Zum Buch:
Kakao, einst die kostbare „Speise der Götter“, heute im wahrsten des Wortes in aller Munde, ohne dass wir uns Gedanken darüber machen, welchen Preis unsere Süßigkeiten tatsächlich haben, und zwar vor allem für andere. Die amerikanische Autorin Tara Sullivan nimmt sich in ihrem aufwühlenden Jugendbuch The bitter Side of Sweet dem Thema moderner Arbeitssklaverei in Westafrika an. Weil es eindringlich und direkt Kinderarbeit und die aktuellen, unglaublichen Missstände auf Kakaoplantagen in Côte d’Ivoire und Ghana zum Thema macht, ist es ein schonungsloses Buch, das einem noch lange nachgeht.
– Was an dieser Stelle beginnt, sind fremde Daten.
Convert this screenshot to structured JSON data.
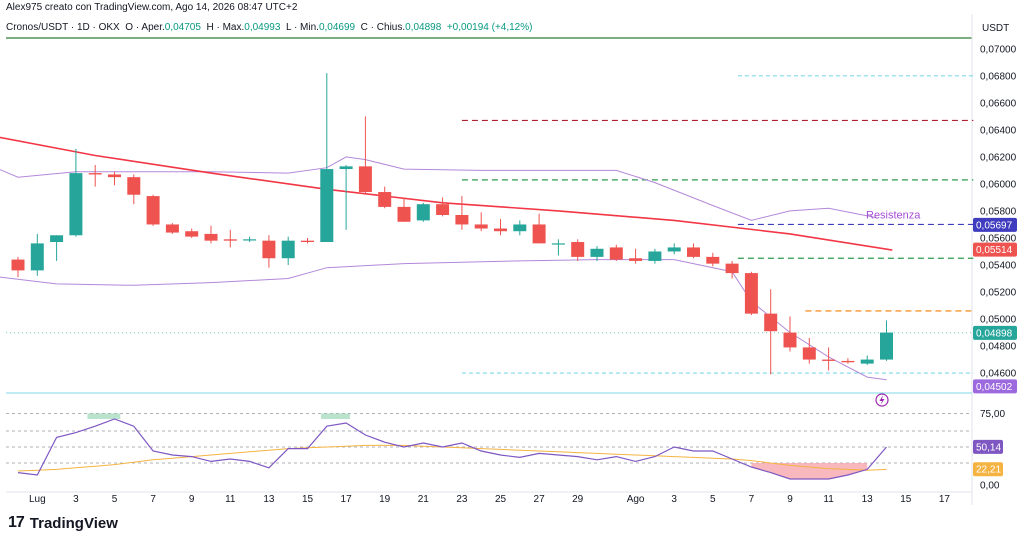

Nun zur erzählten Geschichte: In Mali herrscht mal wieder eine langanhaltende Dürre, so dass in vielen Familien nicht mehr alle satt werden. So kommt es, dass Amadou und sein jüngerer Bruder Seydou von den Großeltern auf den Weg ins Nachbarland geschickt werden, um ein Jahr lang auf einer Plantage zu arbeiten. Als die Handlung aus Sicht des Icherzählers Amadou einsetzt, sind allerdings schon zwei Jahre vergangen, und Geld haben die Brüder noch keines gesehen. Ein früher Fluchtversuch scheiterte, und so hat es sich Amadou zur Aufgabe gemacht, nicht mehr nachzudenken, nicht mehr zu hadern, sondern seinen für diese Arbeit viel zu jungen Bruder zu beschützen, für ihn mit zu ernten und das Tagessoll zu erfüllen, so dass abends beide wenigstens etwas zu essen bekommen. Mit ihnen arbeiten noch andere Jungs unter denselben menschenunwürdigen Bedingungen. Kontakt oder gar Solidarität gibt es untereinander allerdings kaum, jeder versucht, so gut es eben geht zu überleben. Die Aufseher verbreiten Angst und Schrecken.
Bewegung kommt in diesen tristen Arbeitsalltag, als Khadija auf die Plantage gebracht wird. Das Mädchen ist rebellisch, wehrhaft und offenbar nicht an körperliche Arbeit gewöhnt. Auch ihr Fluchtversuch misslingt und hat grausame Bestrafungen der Aufseher zur Folge. Amadou ist von der „Wildkatze“ einerseits fasziniert, andererseits auch auf der Hut, weil er in diesen neuen Konfliktherd auf der Farm nicht hineingezogen werden will. Er weiß ja, wie sinnlos diese Fluchtversuche sind und hat sich mit seinem Schicksal abgefunden. Eigentlich …
Erst der Unfall seines kleinen Bruders, den zu beschützen seine Lebensaufgabe geworden ist, macht ihm klar, dass sie doch alles auf eine Karte setzen müssen, um von der Plantage wegzukommen. Und damit beginnt eine packende Road Novel.
Tara Sullivan hat einen erschütternden und wichtigen Jugendroman über heutige Arbeitsbedingungen im globalen Süden geschrieben. In klarer, authentischer Sprache lässt uns die Autorin durch die Augen ihres 15-jährigen Protagonisten tief in den brutalen Arbeitsalltag von geschätzten 1,56 Millionen Kindersklaven blicken, einen Alltag, der für uns fast unvorstellbar ist. Das im Peter Hammer-Verlag erschienene Buch erinnert an die Wichtigkeit von Lieferkettengesetzen und weltweitem Arbeitsschutz, besonders für Kinder, auf den wir mit unseren Kaufentscheidungen jeden Tag Einfluss nehmen können.
Man braucht nicht politisch engagiert zu sein, um dieses unglaublich spannende Jugendbuch über Mut, Freundschaft und globale Gerechtigkeit mit großem Gewinn zu lesen – aber vielleicht wird man es danach.